On the Out-of-Distribution Backdoor Attack for Federated Learning
Jiahao Xu , Zikai Zhang , Rui Hu
Published on arXiv
2509.13219
Model Poisoning
OWASP ML Top 10 — ML10
Key Finding
OBA with SoDa successfully circumvents state-of-the-art FL backdoor defenses while preserving high main task accuracy; BNGuard effectively neutralizes SoDa-based attacks by detecting BN-layer statistical anomalies
OBA / SoDa / BNGuard
Novel technique introduced
Traditional backdoor attacks in federated learning (FL) operate within constrained attack scenarios, as they depend on visible triggers and require physical modifications to the target object, which limits their practicality.
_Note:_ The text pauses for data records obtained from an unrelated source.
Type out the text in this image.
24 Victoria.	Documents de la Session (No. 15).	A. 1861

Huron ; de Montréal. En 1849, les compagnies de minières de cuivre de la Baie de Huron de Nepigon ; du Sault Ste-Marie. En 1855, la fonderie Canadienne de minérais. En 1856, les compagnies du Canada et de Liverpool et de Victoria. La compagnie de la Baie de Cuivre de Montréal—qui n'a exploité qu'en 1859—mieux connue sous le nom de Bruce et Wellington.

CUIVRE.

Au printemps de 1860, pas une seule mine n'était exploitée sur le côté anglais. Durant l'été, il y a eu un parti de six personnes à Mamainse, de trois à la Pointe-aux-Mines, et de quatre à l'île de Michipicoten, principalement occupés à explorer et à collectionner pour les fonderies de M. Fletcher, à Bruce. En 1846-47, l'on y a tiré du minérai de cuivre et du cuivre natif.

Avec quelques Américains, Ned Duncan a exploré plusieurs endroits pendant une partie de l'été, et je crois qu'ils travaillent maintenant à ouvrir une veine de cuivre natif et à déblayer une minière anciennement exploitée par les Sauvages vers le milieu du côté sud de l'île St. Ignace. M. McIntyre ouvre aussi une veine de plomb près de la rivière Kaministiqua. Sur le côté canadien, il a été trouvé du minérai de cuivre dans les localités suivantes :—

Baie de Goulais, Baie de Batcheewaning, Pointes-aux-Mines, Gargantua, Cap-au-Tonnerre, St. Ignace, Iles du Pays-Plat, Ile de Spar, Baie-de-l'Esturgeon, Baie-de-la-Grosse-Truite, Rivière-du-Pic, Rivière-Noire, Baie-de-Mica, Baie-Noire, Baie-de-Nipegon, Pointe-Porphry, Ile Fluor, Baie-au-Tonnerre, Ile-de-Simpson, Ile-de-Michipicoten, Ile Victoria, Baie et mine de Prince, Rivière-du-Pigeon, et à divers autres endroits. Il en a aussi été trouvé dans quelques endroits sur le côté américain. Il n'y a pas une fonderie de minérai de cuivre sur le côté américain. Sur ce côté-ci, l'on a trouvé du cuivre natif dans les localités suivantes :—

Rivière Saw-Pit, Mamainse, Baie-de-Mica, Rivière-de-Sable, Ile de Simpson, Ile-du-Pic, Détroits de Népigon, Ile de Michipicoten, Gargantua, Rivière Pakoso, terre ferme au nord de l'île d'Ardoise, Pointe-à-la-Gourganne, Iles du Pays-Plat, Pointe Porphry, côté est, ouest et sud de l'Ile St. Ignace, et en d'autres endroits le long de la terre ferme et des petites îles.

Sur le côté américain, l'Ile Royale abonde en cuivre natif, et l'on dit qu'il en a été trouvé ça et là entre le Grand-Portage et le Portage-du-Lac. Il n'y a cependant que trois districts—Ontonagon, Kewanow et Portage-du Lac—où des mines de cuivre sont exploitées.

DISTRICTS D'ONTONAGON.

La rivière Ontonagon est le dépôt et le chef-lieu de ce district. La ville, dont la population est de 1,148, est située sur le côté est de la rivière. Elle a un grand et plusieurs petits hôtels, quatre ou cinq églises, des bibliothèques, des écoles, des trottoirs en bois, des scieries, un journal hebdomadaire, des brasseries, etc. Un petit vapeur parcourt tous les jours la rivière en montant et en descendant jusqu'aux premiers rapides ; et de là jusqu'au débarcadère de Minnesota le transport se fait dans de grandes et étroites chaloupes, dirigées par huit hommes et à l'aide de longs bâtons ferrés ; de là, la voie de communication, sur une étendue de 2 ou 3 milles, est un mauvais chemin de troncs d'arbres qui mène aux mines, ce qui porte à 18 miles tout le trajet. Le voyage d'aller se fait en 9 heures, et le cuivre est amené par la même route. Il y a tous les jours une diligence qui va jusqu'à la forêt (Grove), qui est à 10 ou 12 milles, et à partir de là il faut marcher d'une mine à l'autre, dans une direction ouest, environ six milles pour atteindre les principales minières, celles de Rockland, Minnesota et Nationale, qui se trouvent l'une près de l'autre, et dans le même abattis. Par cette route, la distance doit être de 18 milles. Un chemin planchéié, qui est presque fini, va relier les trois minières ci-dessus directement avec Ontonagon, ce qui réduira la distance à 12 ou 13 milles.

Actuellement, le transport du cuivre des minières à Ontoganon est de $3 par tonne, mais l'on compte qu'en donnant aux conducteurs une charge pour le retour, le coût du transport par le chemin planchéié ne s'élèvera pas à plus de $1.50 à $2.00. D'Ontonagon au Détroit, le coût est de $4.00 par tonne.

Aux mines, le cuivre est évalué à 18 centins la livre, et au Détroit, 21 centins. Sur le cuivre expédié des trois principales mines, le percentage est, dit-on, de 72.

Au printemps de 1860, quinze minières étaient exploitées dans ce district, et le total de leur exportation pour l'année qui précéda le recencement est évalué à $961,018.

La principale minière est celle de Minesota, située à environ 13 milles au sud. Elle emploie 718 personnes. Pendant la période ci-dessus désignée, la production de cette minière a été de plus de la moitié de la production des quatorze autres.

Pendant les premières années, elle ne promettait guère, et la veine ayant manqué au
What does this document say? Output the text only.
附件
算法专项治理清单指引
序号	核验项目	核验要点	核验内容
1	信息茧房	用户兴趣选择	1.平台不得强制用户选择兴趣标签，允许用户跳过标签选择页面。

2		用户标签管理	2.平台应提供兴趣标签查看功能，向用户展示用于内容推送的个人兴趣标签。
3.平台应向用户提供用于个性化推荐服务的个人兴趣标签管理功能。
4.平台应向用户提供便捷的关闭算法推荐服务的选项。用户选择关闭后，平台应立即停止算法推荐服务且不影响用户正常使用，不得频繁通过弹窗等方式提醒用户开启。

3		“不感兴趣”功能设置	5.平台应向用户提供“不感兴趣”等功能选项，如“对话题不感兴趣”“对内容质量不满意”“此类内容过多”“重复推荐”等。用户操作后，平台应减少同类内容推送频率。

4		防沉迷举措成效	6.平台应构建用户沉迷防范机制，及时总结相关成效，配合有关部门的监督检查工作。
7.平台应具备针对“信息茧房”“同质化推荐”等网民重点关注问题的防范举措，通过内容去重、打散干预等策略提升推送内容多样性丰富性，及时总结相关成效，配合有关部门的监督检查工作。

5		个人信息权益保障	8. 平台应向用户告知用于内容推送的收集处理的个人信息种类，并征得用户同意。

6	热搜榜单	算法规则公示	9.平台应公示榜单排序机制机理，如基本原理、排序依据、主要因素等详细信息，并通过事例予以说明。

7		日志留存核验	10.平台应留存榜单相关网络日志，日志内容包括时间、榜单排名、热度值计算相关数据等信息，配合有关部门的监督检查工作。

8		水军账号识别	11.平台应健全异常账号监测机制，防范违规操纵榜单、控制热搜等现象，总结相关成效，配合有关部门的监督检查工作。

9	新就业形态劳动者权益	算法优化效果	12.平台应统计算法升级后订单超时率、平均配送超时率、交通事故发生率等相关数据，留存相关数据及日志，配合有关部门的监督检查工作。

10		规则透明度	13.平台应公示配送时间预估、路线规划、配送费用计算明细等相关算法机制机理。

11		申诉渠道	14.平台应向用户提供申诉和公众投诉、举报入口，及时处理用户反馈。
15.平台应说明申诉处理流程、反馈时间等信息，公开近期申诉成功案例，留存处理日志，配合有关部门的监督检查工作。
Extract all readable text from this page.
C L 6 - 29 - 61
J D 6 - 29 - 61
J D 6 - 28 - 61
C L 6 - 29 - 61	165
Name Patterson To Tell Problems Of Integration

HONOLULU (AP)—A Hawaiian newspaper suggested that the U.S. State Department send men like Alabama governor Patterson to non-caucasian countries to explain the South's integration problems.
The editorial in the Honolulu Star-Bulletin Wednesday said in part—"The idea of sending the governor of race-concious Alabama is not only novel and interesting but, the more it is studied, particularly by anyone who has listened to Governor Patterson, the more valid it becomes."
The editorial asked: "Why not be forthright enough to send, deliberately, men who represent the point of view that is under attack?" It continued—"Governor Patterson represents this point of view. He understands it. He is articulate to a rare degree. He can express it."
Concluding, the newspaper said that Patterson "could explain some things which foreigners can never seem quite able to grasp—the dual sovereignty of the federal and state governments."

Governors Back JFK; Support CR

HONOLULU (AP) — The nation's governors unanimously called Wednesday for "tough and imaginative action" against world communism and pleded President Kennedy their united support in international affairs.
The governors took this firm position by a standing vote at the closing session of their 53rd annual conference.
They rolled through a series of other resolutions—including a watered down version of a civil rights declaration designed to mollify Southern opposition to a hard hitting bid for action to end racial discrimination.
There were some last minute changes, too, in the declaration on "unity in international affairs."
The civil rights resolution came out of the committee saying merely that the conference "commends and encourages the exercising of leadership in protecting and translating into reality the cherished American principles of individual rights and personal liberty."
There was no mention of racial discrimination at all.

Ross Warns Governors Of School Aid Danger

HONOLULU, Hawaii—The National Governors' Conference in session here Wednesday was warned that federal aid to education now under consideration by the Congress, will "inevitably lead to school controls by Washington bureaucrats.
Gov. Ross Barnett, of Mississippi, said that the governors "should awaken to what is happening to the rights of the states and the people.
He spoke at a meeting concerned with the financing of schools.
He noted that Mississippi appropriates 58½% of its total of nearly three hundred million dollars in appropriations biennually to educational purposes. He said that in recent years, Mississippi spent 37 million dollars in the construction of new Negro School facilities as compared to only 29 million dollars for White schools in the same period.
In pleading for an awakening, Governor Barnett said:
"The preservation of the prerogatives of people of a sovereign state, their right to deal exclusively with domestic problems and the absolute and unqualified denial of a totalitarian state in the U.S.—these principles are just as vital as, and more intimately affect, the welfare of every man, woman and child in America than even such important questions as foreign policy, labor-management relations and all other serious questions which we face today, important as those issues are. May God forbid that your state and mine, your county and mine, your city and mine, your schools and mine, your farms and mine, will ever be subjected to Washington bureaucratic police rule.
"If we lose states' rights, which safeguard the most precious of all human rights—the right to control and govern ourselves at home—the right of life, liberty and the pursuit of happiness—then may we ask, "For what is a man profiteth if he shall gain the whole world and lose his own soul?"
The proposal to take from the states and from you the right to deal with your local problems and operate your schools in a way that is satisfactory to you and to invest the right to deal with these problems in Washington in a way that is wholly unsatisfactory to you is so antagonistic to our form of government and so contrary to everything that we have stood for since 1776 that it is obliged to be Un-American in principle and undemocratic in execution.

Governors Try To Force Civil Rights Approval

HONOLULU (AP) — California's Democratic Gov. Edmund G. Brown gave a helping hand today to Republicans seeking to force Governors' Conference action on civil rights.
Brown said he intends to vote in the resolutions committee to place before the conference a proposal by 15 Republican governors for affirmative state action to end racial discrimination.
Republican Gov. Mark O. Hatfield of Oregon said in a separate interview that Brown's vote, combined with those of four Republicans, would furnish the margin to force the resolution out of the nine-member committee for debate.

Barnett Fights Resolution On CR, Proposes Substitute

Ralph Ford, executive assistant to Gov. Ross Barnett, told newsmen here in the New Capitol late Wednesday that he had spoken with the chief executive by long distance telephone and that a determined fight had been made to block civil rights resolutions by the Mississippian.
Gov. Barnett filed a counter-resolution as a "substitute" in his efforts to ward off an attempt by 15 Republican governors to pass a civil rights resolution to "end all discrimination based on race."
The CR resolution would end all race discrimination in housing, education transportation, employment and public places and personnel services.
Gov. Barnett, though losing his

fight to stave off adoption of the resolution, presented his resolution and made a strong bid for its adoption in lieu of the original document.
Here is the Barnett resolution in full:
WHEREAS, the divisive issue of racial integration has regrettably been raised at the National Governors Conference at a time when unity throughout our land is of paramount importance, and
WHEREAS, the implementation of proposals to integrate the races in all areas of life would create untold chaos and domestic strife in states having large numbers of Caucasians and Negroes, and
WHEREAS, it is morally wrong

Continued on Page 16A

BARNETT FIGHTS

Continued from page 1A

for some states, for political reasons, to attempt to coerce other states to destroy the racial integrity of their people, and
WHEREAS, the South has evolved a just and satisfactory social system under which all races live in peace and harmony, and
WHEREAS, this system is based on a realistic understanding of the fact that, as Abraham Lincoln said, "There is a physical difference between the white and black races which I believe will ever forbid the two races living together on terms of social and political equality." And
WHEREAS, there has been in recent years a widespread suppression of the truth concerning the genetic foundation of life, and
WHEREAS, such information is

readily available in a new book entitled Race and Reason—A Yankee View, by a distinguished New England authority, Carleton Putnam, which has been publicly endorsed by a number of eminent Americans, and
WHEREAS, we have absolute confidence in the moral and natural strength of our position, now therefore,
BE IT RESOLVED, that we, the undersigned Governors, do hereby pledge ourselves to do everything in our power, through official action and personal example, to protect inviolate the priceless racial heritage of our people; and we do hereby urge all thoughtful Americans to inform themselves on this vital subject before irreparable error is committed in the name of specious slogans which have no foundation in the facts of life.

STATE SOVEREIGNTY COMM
To address this limitation, we introduce a novel backdoor attack prototype for FL called the out-of-distribution (OOD) backdoor attack ($\mathtt{OBA}$), which uses OOD data as both poisoned samples and triggers simultaneously. Our approach significantly broadens the scope of backdoor attack scenarios in FL. To improve the stealthiness of $\mathtt{OBA}$, we propose $\mathtt{SoDa}$, which regularizes both the magnitude and direction of malicious local models during local training, aligning them closely with their benign versions to evade detection. Empirical results demonstrate that $\mathtt{OBA}$ effectively circumvents state-of-the-art defenses while maintaining high accuracy on the main task. To address this security vulnerability in the FL system, we introduce $\mathtt{BNGuard}$, a new server-side defense method tailored against $\mathtt{SoDa}$. $\mathtt{BNGuard}$ leverages the observation that OOD data causes significant deviations in the running statistics of batch normalization layers. This allows $\mathtt{BNGuard}$ to identify malicious model updates and exclude them from aggregation, thereby enhancing the backdoor robustness of FL. Extensive experiments across various settings show the effectiveness of $\mathtt{BNGuard}$ on defending against $\mathtt{SoDa}$. The code is available at https://github.com/JiiahaoXU/SoDa-BNGuard.
Key Contributions
- OBA: novel FL backdoor attack using OOD data simultaneously as poisoned samples and triggers, removing the need for visible or physical trigger modifications
- SoDa: stealthiness regularization that constrains both magnitude and direction of malicious local updates to closely mimic benign models and evade existing defenses
- BNGuard: server-side defense that exploits OOD-induced deviations in batch normalization running statistics to identify and exclude malicious model updates from aggregation
🛡️ Threat Analysis
OBA uses OOD data as trigger-based backdoor samples in federated learning; SoDa improves stealthiness by aligning malicious model updates with benign ones; BNGuard is a defense specifically designed to detect this trigger-activated targeted behavior — all hallmarks of ML10 backdoor/trojan attacks.